Toutefois, il ressort très nettement que l’usure de la membrane de Teichitt a eu pour conséquence un début de transformation de la membrane d’OI en membrane de NF, ce qui conforte les résultats obtenus précédemment à partir du modèle convectif-diffusif.

4. Conclusion

L’objectif de ce travail a été d’étudier l’état de vieillissement d’une membrane usagée prélevée en Mauritanie sur une unité de dessalement installée à Teichitt dans le parc national du banc d’Arguin par la coopération canarienne et de lui appliquer une démarche d’autopsie. L’usure de la membrane s’est caractérisée par une augmentation significative de la perméabilité hydraulique (25 % d’augmentation) et une diminution de la rétention en sels (10 % à 30 % de diminution). Un modèle de transfert de matière de type diffusion-convection a permis de montrer l’augmentation du caractère convectif du transfert, lorsque la pression transmembranaire augmentait, et en particulier au-delà de 15 bars. Ainsi, l’usure de la membrane d’OI l’a rapprochée du comportement d’une membrane de NF. L’analyse topographique par AFM de la surface de la membrane usagée en comparaison de la membrane neuve a d’ailleurs laissé apparaître des « cavités » à plusieurs endroits de la surface usagée traduisant la dégradation physique de celle-ci. De plus, la rugosité de la membrane usagée avec 74 nm est apparue supérieure à celle de la membrane neuve avec 54 nm, ce qui nous a informés sur la présence éventuelle de matières colmatantes, dont la nature reste encore à déterminer. Par contre, l’étude de la dégradation chimique des membranes usagée et neuve par la détermination de leur PIE n’a pas montré de modification significative de ce paramètre (PIE = 2.5), preuve de la non-dégradation chimique dans les pores de la membrane. Enfin, une étude statistique préliminaire a été conduite. Celle-ci a consisté à évaluer l’hétérogénéité de l’usure en matière de perméabilité hydraulique et de rétention d’une solution de NaCl à 20 bars et 19 °C, pour six coupons différents pris sur la membrane la plus interne du module. Une tendance se dégage, elle montre en particulier que l’usure est hétérogène non seulement au sein d’une même feuille de membrane mais aussi au sein des différentes membranes constituant le module, avec une usure plus prononcée au centre qu’à l’extérieur. Toutefois, ces derniers résultats devront être confirmés par des études statistiques à être menées sur un grand nombre de modules usagés.

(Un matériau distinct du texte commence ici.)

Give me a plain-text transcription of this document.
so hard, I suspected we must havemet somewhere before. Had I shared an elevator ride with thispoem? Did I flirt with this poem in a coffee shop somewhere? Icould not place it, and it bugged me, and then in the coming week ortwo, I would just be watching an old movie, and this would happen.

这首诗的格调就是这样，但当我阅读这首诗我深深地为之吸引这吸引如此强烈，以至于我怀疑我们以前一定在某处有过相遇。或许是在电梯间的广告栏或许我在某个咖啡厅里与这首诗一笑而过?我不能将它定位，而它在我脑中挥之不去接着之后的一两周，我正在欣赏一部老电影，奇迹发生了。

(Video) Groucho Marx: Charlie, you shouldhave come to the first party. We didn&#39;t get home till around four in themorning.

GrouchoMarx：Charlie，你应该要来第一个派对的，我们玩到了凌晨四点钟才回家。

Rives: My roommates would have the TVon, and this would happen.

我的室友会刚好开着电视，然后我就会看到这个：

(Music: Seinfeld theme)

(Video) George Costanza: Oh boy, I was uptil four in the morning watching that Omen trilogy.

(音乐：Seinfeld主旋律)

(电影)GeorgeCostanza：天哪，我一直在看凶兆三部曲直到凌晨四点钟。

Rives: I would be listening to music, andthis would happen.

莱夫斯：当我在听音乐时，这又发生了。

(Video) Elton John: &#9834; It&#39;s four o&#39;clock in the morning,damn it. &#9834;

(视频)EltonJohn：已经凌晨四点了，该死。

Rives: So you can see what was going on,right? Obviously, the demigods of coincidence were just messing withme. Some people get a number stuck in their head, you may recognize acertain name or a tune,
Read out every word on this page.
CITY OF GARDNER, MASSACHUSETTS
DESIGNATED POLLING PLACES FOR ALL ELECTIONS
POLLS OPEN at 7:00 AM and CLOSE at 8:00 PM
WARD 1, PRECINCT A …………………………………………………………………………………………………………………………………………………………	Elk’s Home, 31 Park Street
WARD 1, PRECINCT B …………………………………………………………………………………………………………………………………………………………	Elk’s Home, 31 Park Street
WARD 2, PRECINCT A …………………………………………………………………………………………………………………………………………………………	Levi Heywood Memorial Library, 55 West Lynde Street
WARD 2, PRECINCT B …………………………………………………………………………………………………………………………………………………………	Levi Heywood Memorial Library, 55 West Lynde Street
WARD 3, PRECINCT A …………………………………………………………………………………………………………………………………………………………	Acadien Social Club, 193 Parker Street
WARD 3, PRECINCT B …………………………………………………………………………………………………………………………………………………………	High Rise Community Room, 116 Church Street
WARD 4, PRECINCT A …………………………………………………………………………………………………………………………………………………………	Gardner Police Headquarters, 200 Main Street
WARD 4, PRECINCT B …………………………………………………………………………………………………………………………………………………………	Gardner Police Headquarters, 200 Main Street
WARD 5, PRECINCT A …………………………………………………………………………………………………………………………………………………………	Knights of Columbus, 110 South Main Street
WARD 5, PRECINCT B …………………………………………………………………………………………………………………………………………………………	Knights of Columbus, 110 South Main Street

En résumé, il est observé pour la première fois qu’une vieille membrane d’OI d’eau de mer employée dans des conditions d’utilisation saharienne en Mauritanie (sans pré-traitements), induit une microporosité qui lui confère les propriétés d’une membrane de NF. Il est possible alors d’envisager l’usage de cette vieille membrane d’OI en pré-traitement d’une membrane d’OI neuve, ce qui induirait une augmentation de la durée de vie de la membrane d’OI. Des tests dans ce sens sont en cours à la faculté des sciences de Nouakchott, au sein du CRAER en Mauritanie, en collaboration avec les canariens et le GEPEA à Saint-Nazaire et Angers.